Sherry launched the Valley Music Showcase to provide a forum for bands and musicians from an area defined roughly as the Connecticut River Valley, from southern Vermont to central Connecticut, as well as central Massachusetts. Until the pandemic hit, most of the shows took place at New City Brewery in Easthampton; a rotating panel of judges, including local politicians, media figures and other musicians, would select a winning artist or group from each show.
âWe are really doing this to help promote the bands, to promote the area as a source of great music and to generate as much fun as possible for the audience,â Sherry said.
Last October’s online show performed quite well, he said. âI think everyone from the audience to the bands was just happy to have the opportunity to hear and make music,â he said – so he’s convinced the setup can be duplicated. for the May 28 show and for two other Showcase shows. this year, in July and September.
An artist on tap for May 28 has already made waves.

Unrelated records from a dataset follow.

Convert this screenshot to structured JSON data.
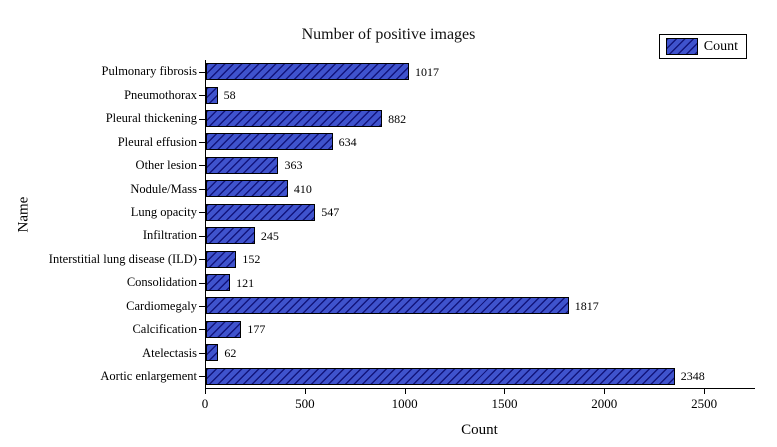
{
  "chart_data": {
    "type": "bar",
    "orientation": "horizontal",
    "title": "Number of positive images",
    "xlabel": "Count",
    "ylabel": "Name",
    "legend_label": "Count",
    "legend_position": "top-right",
    "grid": false,
    "xlim": [
      0,
      2750
    ],
    "xticks": [
      0,
      500,
      1000,
      1500,
      2000,
      2500
    ],
    "categories": [
      "Pulmonary fibrosis",
      "Pneumothorax",
      "Pleural thickening",
      "Pleural effusion",
      "Other lesion",
      "Nodule/Mass",
      "Lung opacity",
      "Infiltration",
      "Interstitial lung disease (ILD)",
      "Consolidation",
      "Cardiomegaly",
      "Calcification",
      "Atelectasis",
      "Aortic enlargement"
    ],
    "values": [
      1017,
      58,
      882,
      634,
      363,
      410,
      547,
      245,
      152,
      121,
      1817,
      177,
      62,
      2348
    ],
    "colors": {
      "bar_fill": "#3f53cd",
      "bar_hatch": "#0a0a6e",
      "bar_edge": "#000000",
      "hatch_style": "/"
    }
  }
}
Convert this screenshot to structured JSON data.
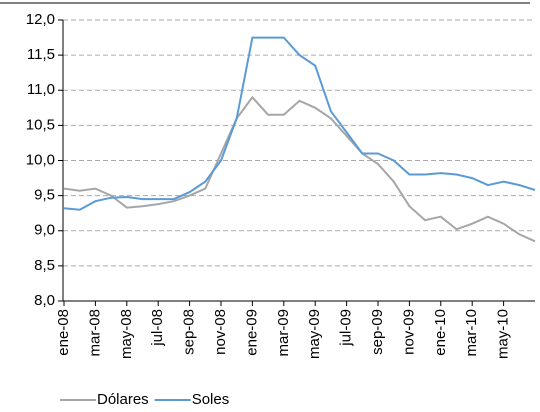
{
  "chart_data": {
    "type": "line",
    "categories": [
      "ene-08",
      null,
      "mar-08",
      null,
      "may-08",
      null,
      "jul-08",
      null,
      "sep-08",
      null,
      "nov-08",
      null,
      "ene-09",
      null,
      "mar-09",
      null,
      "may-09",
      null,
      "jul-09",
      null,
      "sep-09",
      null,
      "nov-09",
      null,
      "ene-10",
      null,
      "mar-10",
      null,
      "may-10",
      null,
      null
    ],
    "series": [
      {
        "name": "Dólares",
        "color": "#a6a6a6",
        "values": [
          9.6,
          9.57,
          9.6,
          9.5,
          9.33,
          9.35,
          9.38,
          9.42,
          9.5,
          9.6,
          10.1,
          10.6,
          10.9,
          10.65,
          10.65,
          10.85,
          10.75,
          10.6,
          10.35,
          10.1,
          9.95,
          9.7,
          9.35,
          9.15,
          9.2,
          9.02,
          9.1,
          9.2,
          9.1,
          8.95,
          8.85
        ]
      },
      {
        "name": "Soles",
        "color": "#5b9bd5",
        "values": [
          9.32,
          9.3,
          9.42,
          9.47,
          9.48,
          9.45,
          9.45,
          9.45,
          9.55,
          9.7,
          10.0,
          10.6,
          11.75,
          11.75,
          11.75,
          11.5,
          11.35,
          10.7,
          10.4,
          10.1,
          10.1,
          10.0,
          9.8,
          9.8,
          9.82,
          9.8,
          9.75,
          9.65,
          9.7,
          9.65,
          9.58
        ]
      }
    ],
    "ylim": [
      8,
      12
    ],
    "yticks": [
      {
        "value": 8,
        "label": "8,0"
      },
      {
        "value": 8.5,
        "label": "8,5"
      },
      {
        "value": 9,
        "label": "9,0"
      },
      {
        "value": 9.5,
        "label": "9,5"
      },
      {
        "value": 10,
        "label": "10,0"
      },
      {
        "value": 10.5,
        "label": "10,5"
      },
      {
        "value": 11,
        "label": "11,0"
      },
      {
        "value": 11.5,
        "label": "11,5"
      },
      {
        "value": 12,
        "label": "12,0"
      }
    ],
    "grid": true
  }
}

Gracie Day and The Phantom Limbs, a pop-country group from Southbridge, is led by Day, who was voted Best New Artist at the New England Music Awards in 2017 and a ‘person to watch’ by Pulse magazine in Worcester in 2020. (She also graduated from the University of Massachusetts at Amherst.)
The lineup is completed by No Lens, a reggae-rock group from Greenfield; Johnny Cab, a psycho-punk rock band from Hartford, Connecticut .; Driving Wheel, a seven-member funk and soul band from western Massachusetts; and GoldFlame, a quartet from Belchertown that offers pop-punk and alternative rock.
Sherry said all groups will be filmed one at a time on separate, small stages arranged in a semicircle at Glendale Ridge Vineyard, and filming will be carried out by Holyoke Media. Sherry will be the MC, introducing each group in turn.
He modeled these shows a bit after ‘Later⦠with Jools Holland’, a long-running British music television series that features different artists and bands performing in front of a studio audience, with Holland introducing the bands and interviewing selected members from among them. .
âI want to be able to make it look like you’re watching a show live, not just something that’s being shown from different places,â he said.
The judges, who will include Easthampton Mayor Nicole LaChapelle, will also be filming the May 28 show and will make their decision after all groups have performed. Interviews with the groups will take place after the awards ceremony.
Sherry says he approached a number of bands to perform on May 28; some hesitated for now because the pandemic had kept them from repeating for long periods of time. But the bands that will perform “seem to be practicing again and feeling confident about playing,” he said.